Un altro modo di guardare al trasporto ripensando del tutto il senso e l‘impatto ambientale delle infrastrutture viarie, oppure l’alternativa definitiva all’alta velocità ferroviaria. Questo l’orizzonte della elettrificazione autostradale, ormai più di un progetto singolo, ma un orizzonte su cui convergono molti paesi e che consente di ottenere in tempi rapidi nuove dorsali ad impatto zero per movimentare le merci, e in futuro anche i flussi di auto private.
Letteralmente, sono due le strade delle sperimentazione avanzata, una delle quali aperta anche in Italia, dalla A35 Bre-Be-Mi Brescia, Bergamo, Milano, una considerata una delle autostrade più moderne del continente europeo. Su un tratto di circa 6 km tra i caselli di Romano di Lombardia e Calcio, in provincia di Bergamo, verranno istallati in entrambi i sensi di marcia dei cavi elettrici sospesi a circa 5 metri e mezzo di altezza per fornire l’alimentazione necessaria al movimento di autocarri industriali dotati di specifici pantografi.
Francesco Bettoni, il presidente della A35 Bre-Be-Mi, ha definito il progetto come una vera e propria “rivoluzione copernicana nel trasporto di merci su gomma” in cui la sostenibilità ambientale ha un’importanza centrale. Una iniziativa ambiziosa quanto concreta, che vede associarsi l’azienda svedese di veicoli industriali Scania, il leader mondiale dei sistemi elettrici Siemens, Ministero dei Trasporti e Ministero dell’Ambiente e Cal, Concessioni Autostradali Lombarde.

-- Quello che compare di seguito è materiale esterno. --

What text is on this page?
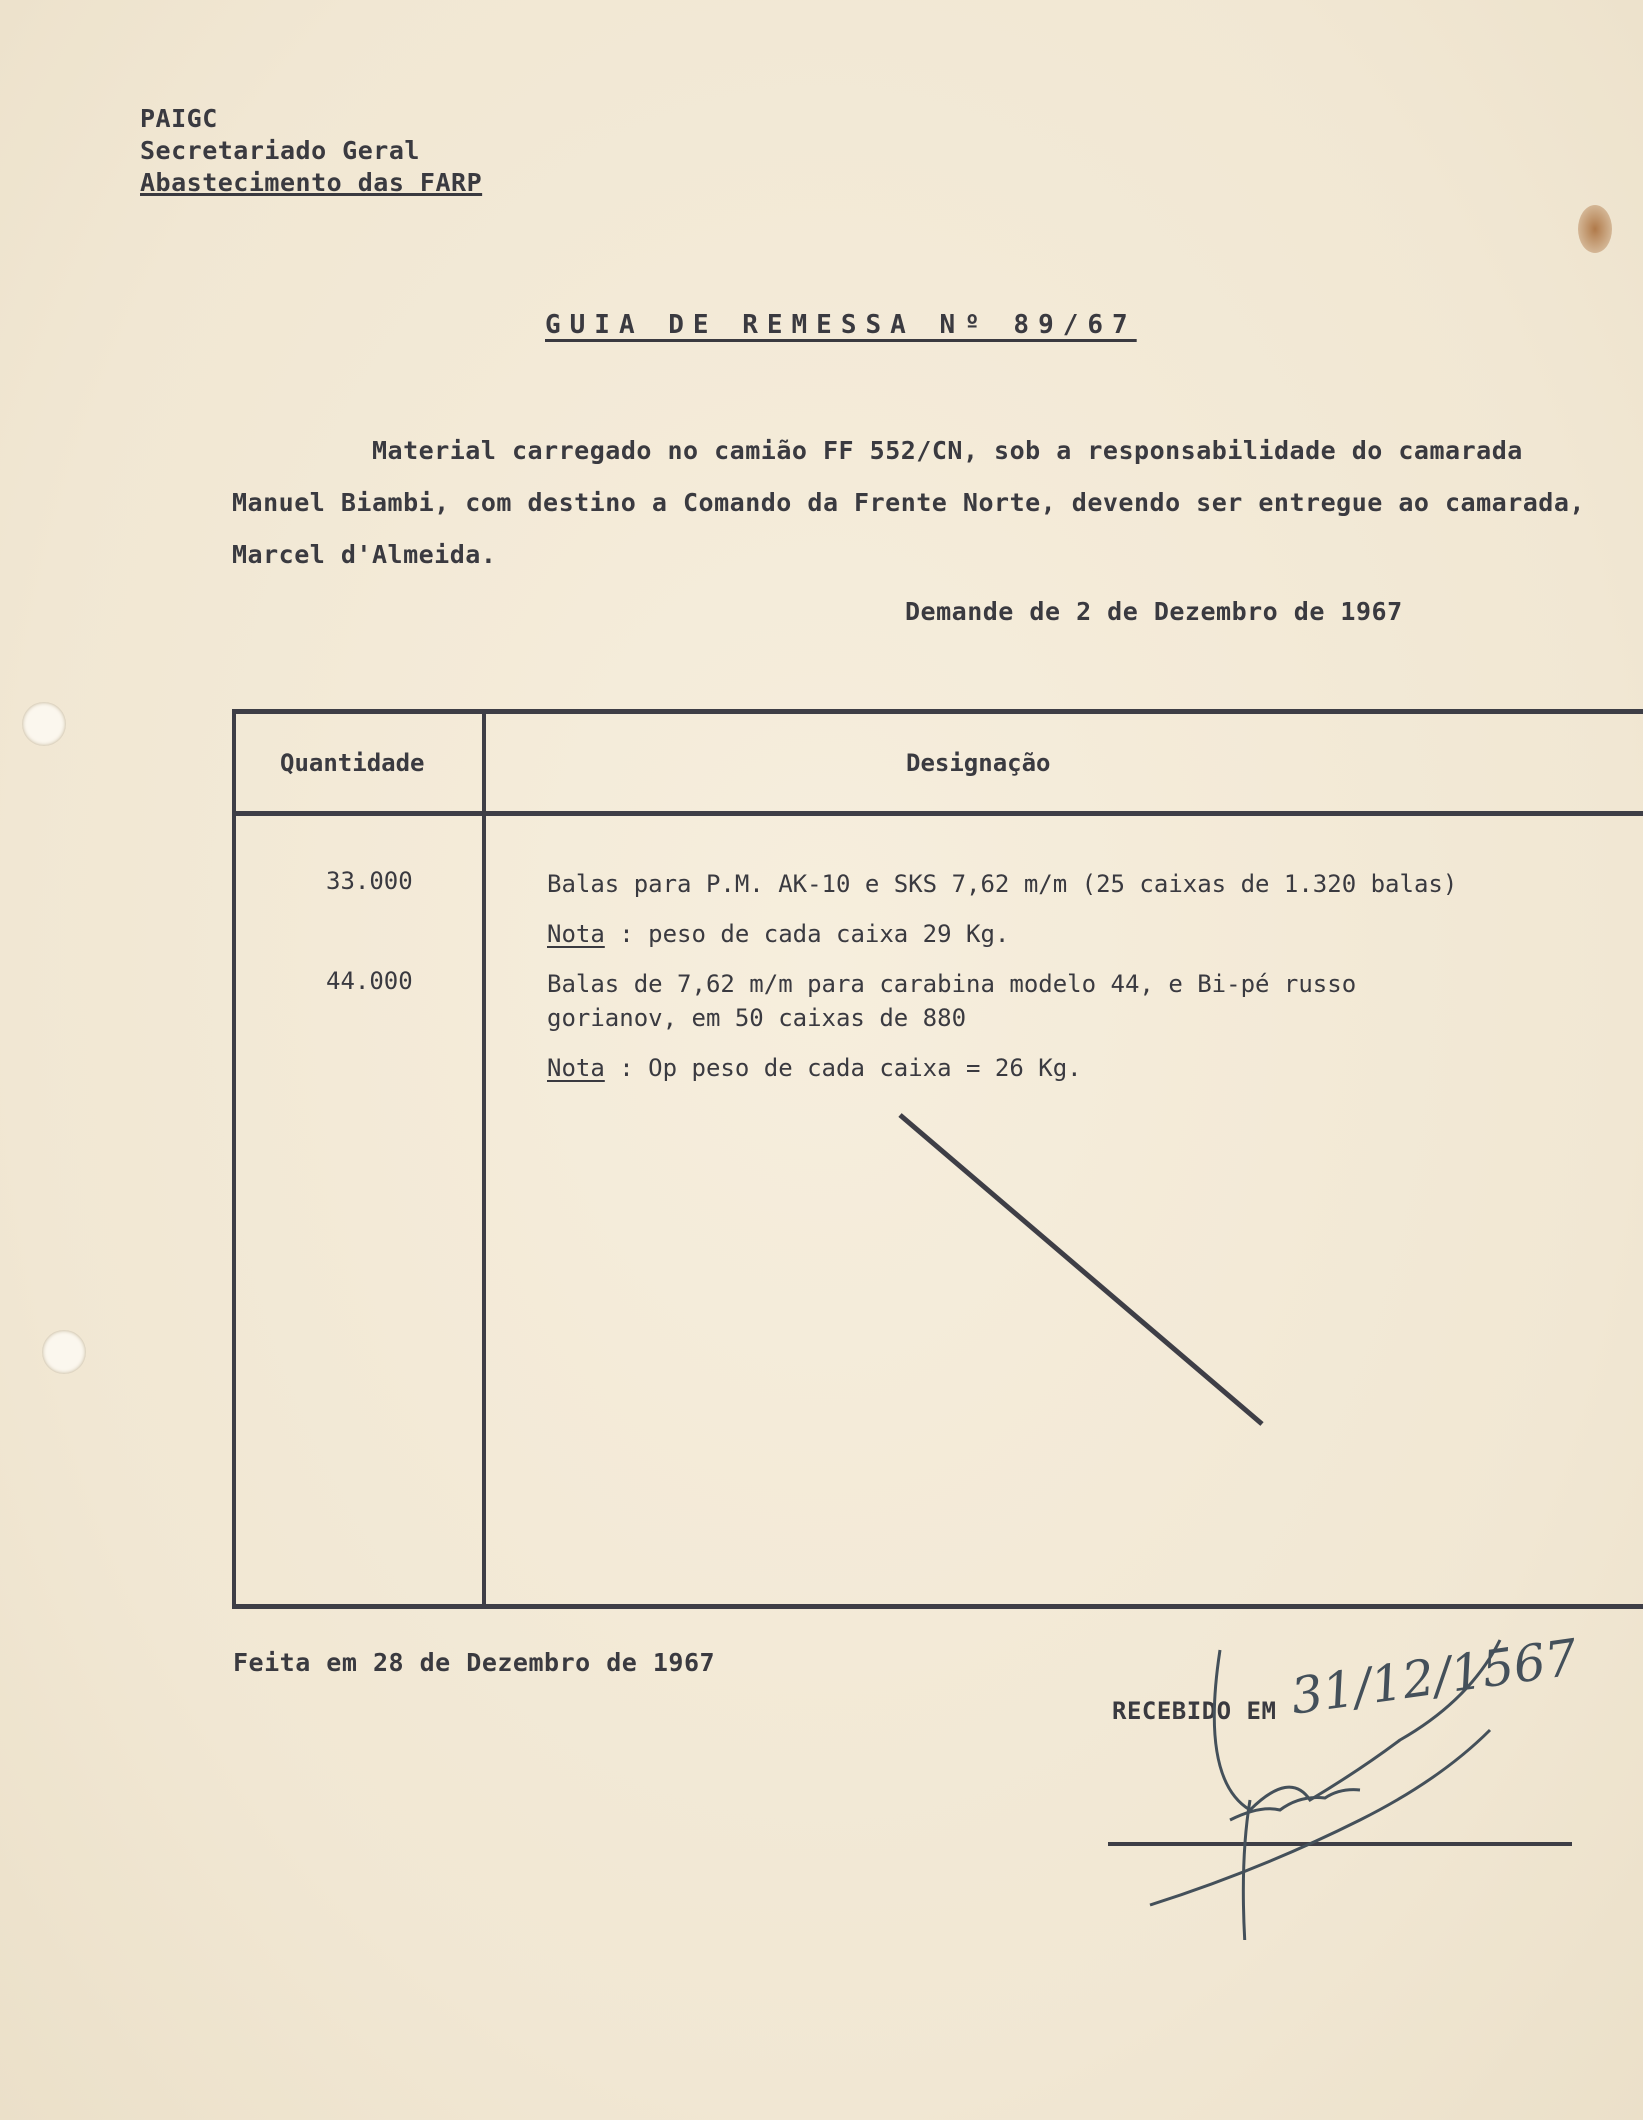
PAIGC
Secretariado Geral
Abastecimento das FARP
GUIA DE REMESSA Nº 89/67
Material carregado no camião FF 552/CN, sob a responsabilidade do camarada Manuel Biambi, com destino a Comando da Frente Norte, devendo ser entregue ao camarada, Marcel d'Almeida.
Demande de 2 de Dezembro de 1967
Quantidade	Designação
33.000	Balas para P.M. AK-10 e SKS 7,62 m/m (25 caixas de 1.320 balas)
Nota : peso de cada caixa 29 Kg.
44.000	Balas de 7,62 m/m para carabina modelo 44, e Bi-pé russo
gorianov, em 50 caixas de 880
Nota : Op peso de cada caixa = 26 Kg.
Feita em 28 de Dezembro de 1967
RECEBIDO EM 31/12/1567
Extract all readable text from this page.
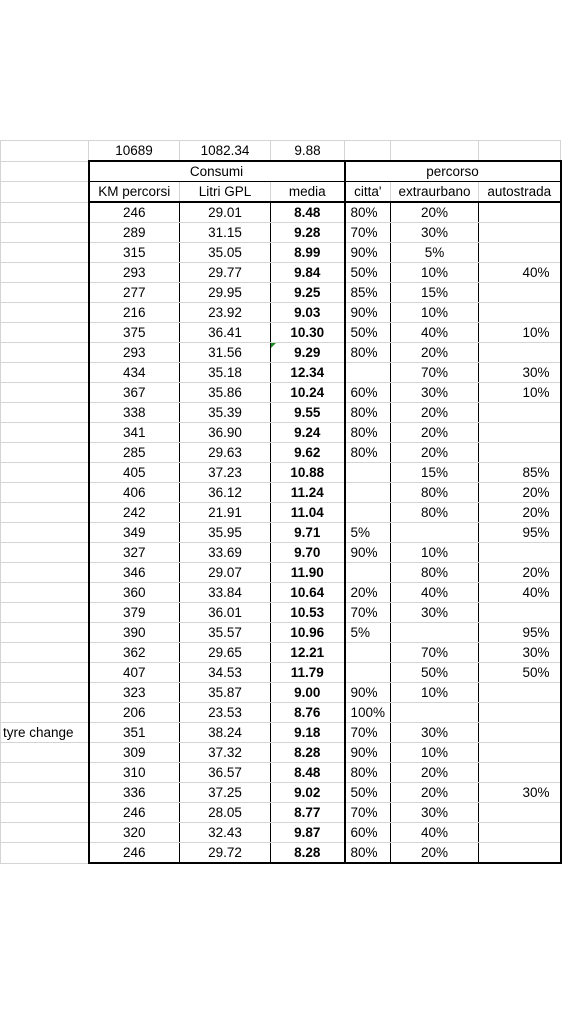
	10689	1082.34	9.88			
	Consumi			percorso		
	KM percorsi	Litri GPL	media	citta'	extraurbano	autostrada
	246	29.01	8.48	80%	20%	
	289	31.15	9.28	70%	30%	
	315	35.05	8.99	90%	5%	
	293	29.77	9.84	50%	10%	40%
	277	29.95	9.25	85%	15%	
	216	23.92	9.03	90%	10%	
	375	36.41	10.30	50%	40%	10%
	293	31.56	9.29	80%	20%	
	434	35.18	12.34		70%	30%
	367	35.86	10.24	60%	30%	10%
	338	35.39	9.55	80%	20%	
	341	36.90	9.24	80%	20%	
	285	29.63	9.62	80%	20%	
	405	37.23	10.88		15%	85%
	406	36.12	11.24		80%	20%
	242	21.91	11.04		80%	20%
	349	35.95	9.71	5%		95%
	327	33.69	9.70	90%	10%	
	346	29.07	11.90		80%	20%
	360	33.84	10.64	20%	40%	40%
	379	36.01	10.53	70%	30%	
	390	35.57	10.96	5%		95%
	362	29.65	12.21		70%	30%
	407	34.53	11.79		50%	50%
	323	35.87	9.00	90%	10%	
	206	23.53	8.76	100%		
tyre change	351	38.24	9.18	70%	30%	
	309	37.32	8.28	90%	10%	
	310	36.57	8.48	80%	20%	
	336	37.25	9.02	50%	20%	30%
	246	28.05	8.77	70%	30%	
	320	32.43	9.87	60%	40%	
	246	29.72	8.28	80%	20%	
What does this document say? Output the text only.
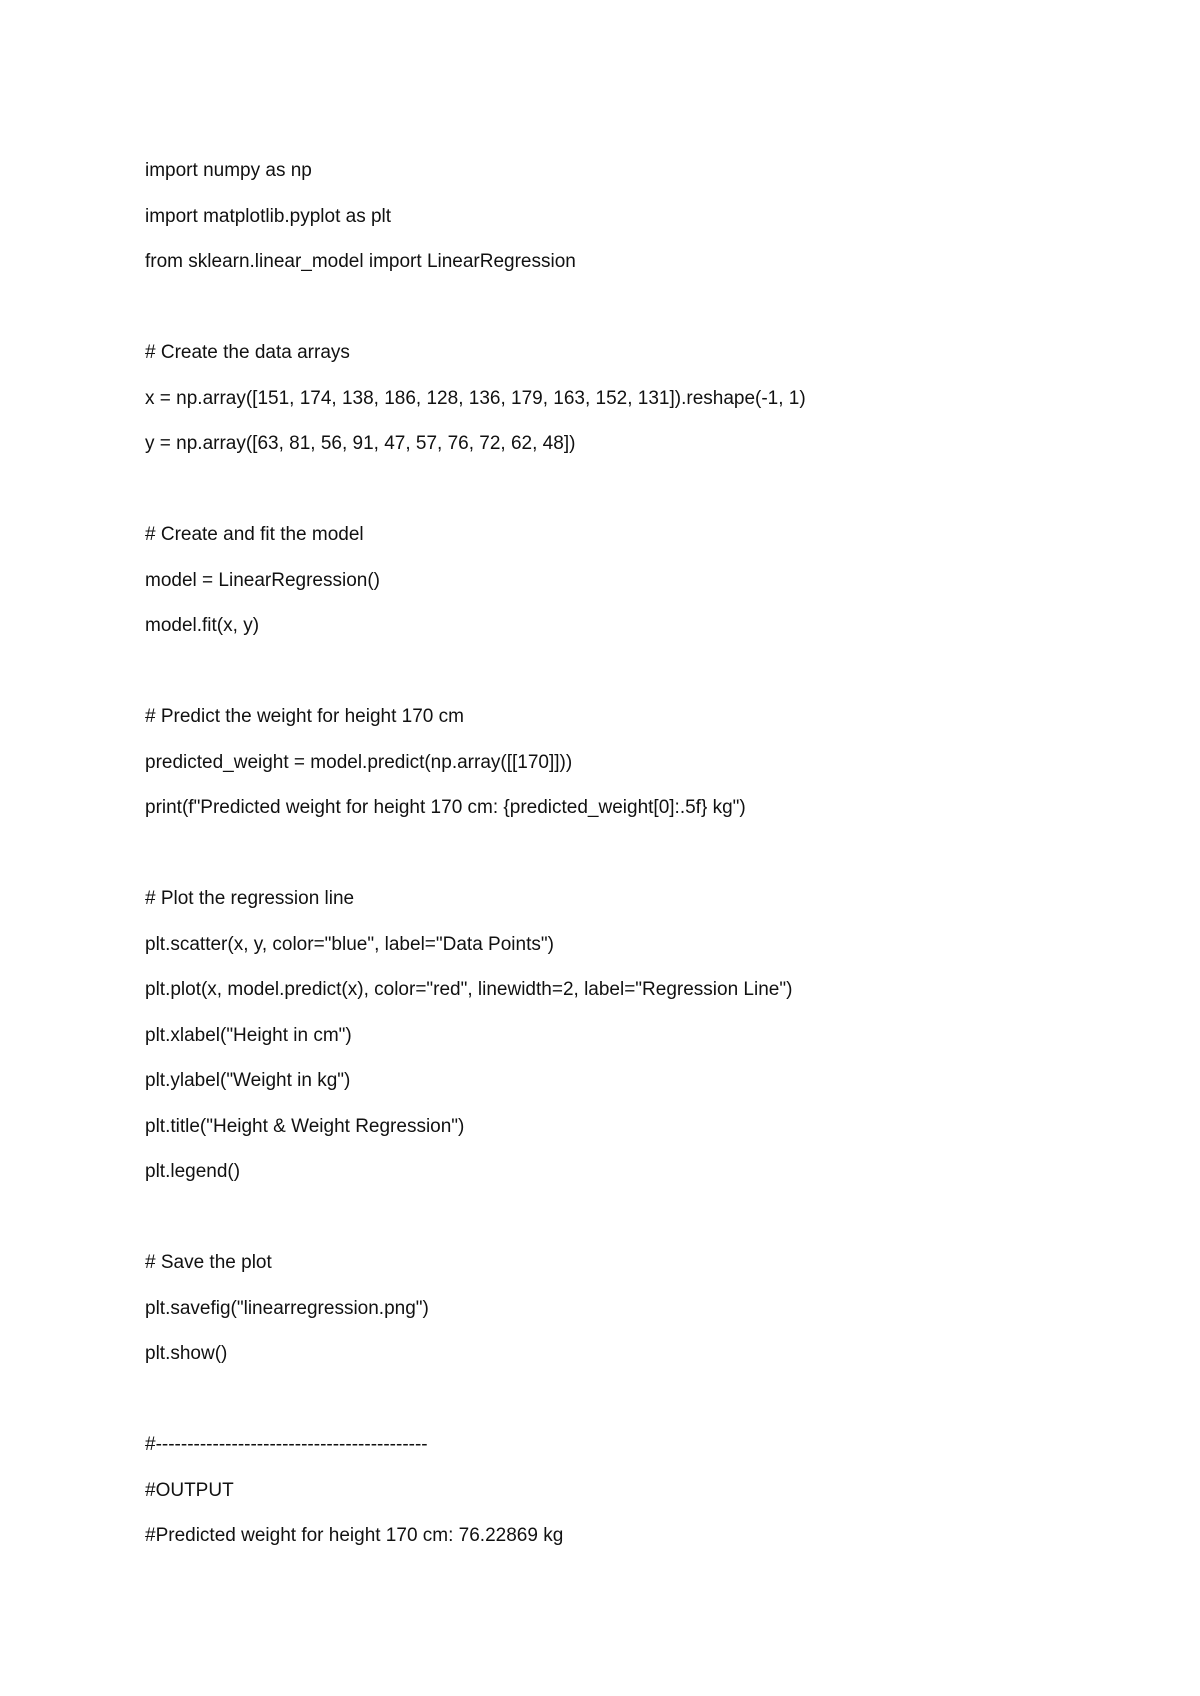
import numpy as np
import matplotlib.pyplot as plt
from sklearn.linear_model import LinearRegression
# Create the data arrays
x = np.array([151, 174, 138, 186, 128, 136, 179, 163, 152, 131]).reshape(-1, 1)
y = np.array([63, 81, 56, 91, 47, 57, 76, 72, 62, 48])
# Create and fit the model
model = LinearRegression()
model.fit(x, y)
# Predict the weight for height 170 cm
predicted_weight = model.predict(np.array([[170]]))
print(f"Predicted weight for height 170 cm: {predicted_weight[0]:.5f} kg")
# Plot the regression line
plt.scatter(x, y, color="blue", label="Data Points")
plt.plot(x, model.predict(x), color="red", linewidth=2, label="Regression Line")
plt.xlabel("Height in cm")
plt.ylabel("Weight in kg")
plt.title("Height & Weight Regression")
plt.legend()
# Save the plot
plt.savefig("linearregression.png")
plt.show()
#-------------------------------------------
#OUTPUT
#Predicted weight for height 170 cm: 76.22869 kg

Il progetto di eHighway, ovvero di autostrada elettrificata italiana, poggia sulla produzione di energia elettrica generata da pannelli fotovoltaici, quindi è certamente un ecosistema verde completo. Ma a convincere di più è la reale compatibilità con la meccanica e l’elettronica già disponibile per i mezzi pesanti. Nessuno scossone o promessa, ma un utilizzo intelligente della tecnologia ibrida già esistente. Questi mezzi utilizzeranno infatti la trazione elettrica sono nel tratto autostradale servito dalle linee di alimentazione aerea, mentre saranno spinti ancora da un motore elettrico collegato alle batterie di bordo o da uno a carburante convenzionale ogni volta che usciranno dai percorsi elettrificati.
Le potenzialità sono immense, con costi di adattamento delle strutture viarie piuttosto contenuti. La possibilità, poi, di utilizzare esclusivamente fonti rinnovabili per alimentare le linee aeree rende questo sistema l’estensione naturale delle Smart Grid pensate originariamente in ambito urbano.
I precedenti del resto non mancano. In California è presente un tratto autostradale, coordinato da Siemens e Volvo, che arriva nella zona portuale di Long Beach, così come vicino alla città di Gävle in Svezia, sulla E16 che collega il Paese alla Norvegia, oppure in Germania, sull’autostrada fra Reinfeld e Lübecca. La storia delle sperimentazioni ad impatto zero insegna che il fattore determinante nella diffusione finale di una tecnologia sta nella capacità di non generare investimenti folli, di adeguarsi velocemente agli standard tecnologici dell’industria automobilistica, di risolvere problemi invece che crearne.
Questo è il caso, perché contrariamente a quanto previsto dalla maggioranza degli analisti, negli ultimi cinque anni il costo delle batterie elettriche per autotrazione non è affatto sceso dai 1000 dollari a kWh ad una quota inferiore ai 100. Tutt’altro, considerando che per i materiali come cobalto e litio necessari per fabbricarle si stanno incontrando inaspettate problematiche di approvvigionamento e rispetto dei diritti umani nelle miniere a cielo aperto della Bolivia o dell’Africa sub sahariana.
Elettrificare le infrastrutture viarie per via aerea risolve poi anche alle radice tutte le perplessità dei sistemi di trasmissione di energia ad induzione. In Sud Corea da alcuni anni girano fra il centro della città di Gumi e l’aeroporto bus elettrici alimentati a induzione, creati dal Korea Advanced Institute of Science and Technology: 3 km di strada, dei 20 di percorso totale, nascondono sotto l’asfalto bobine che ricaricano una piccola batteria a bordo del bus attraverso l’interazione tra campi magnetici. Nulla di diverso di quanto accade con gli smartphone di ultimissima generazione poggiati su apposite basi di ricarica, ma rilanciare questo metodo su strada ha dei costi esorbitanti: 500 euro al metro.